Some regional contractile events can be shifted in the diastolic phase. Mechanical dyssynchrony in the systolic phase has been an important issue, but delayed LV contractions in the diastolic phase after aortic valve closure have not received focus. Contractile diastolic dyssynchrony can occur independently of delayed activation in various conditions, such as ischemia, LV hypertrophy or LV overload.41 The finding of an improvement in contractile diastolic dyssynchrony demonstrated that antihypertensive treatment may have a benefit in the diastolic as well as the systolic phase, in terms of longitudinal contraction. Further clinical investigations are needed to determine the real clinical impact of an improvement in contractile diastolic dyssynchrony.

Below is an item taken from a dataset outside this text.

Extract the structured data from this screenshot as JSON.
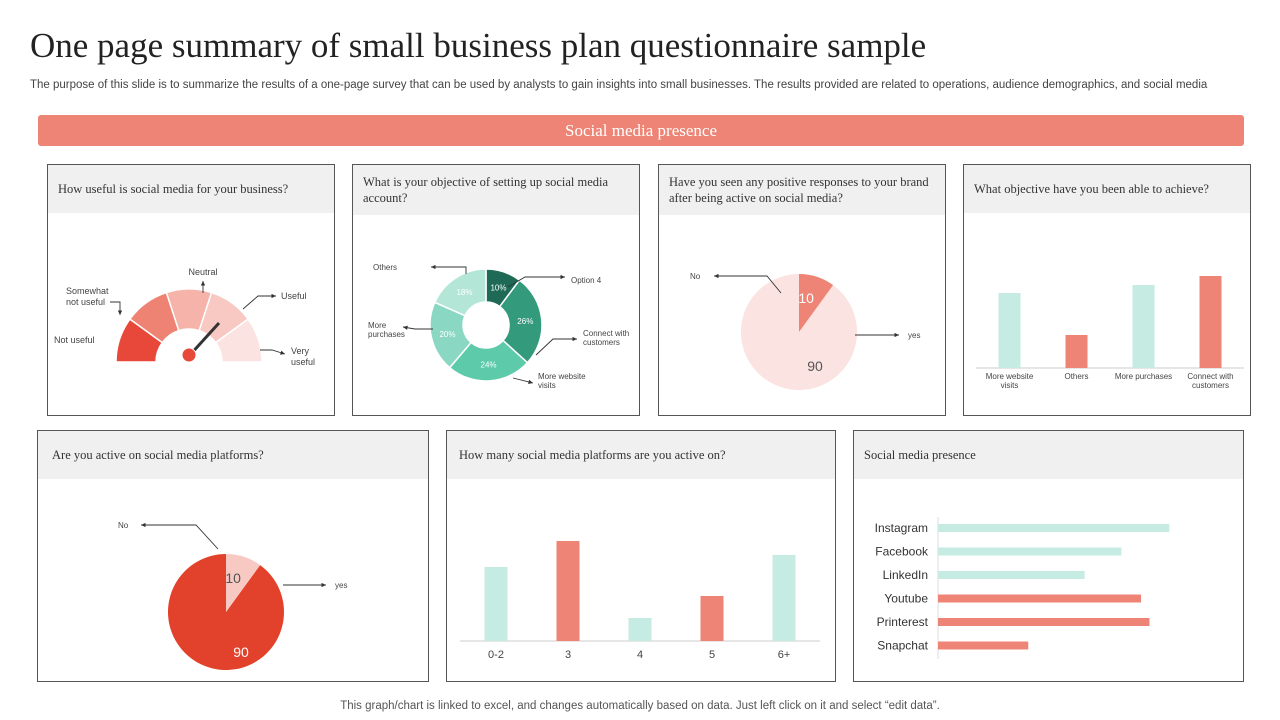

The present study had some limitations. First, the study population was relatively small, and whether the subjects of this study represented the general population was not established. Second, we used the most popular TDI method to measure LV dyssynchrony, but there is no gold standard method for detecting mechanical dyssynchrony.42 Third, it is unclear whether our results were dependent on the escalation protocol of the antihypertensive drugs. Finally, it is uncertain whether the improvement of LV systolic dyssynchrony by antihypertensive treatment could be maintained beyond 6 months.

In conclusion, the present study confirmed that chronic antihypertensive treatment significantly reverses LV systolic dyssynchrony and simultaneously improves subclinical systolic and diastolic function in treatment-naïve hypertensive patients. Further studies are warranted to determine whether improvements in dyssynchrony prevent HF and adverse cardiovascular events.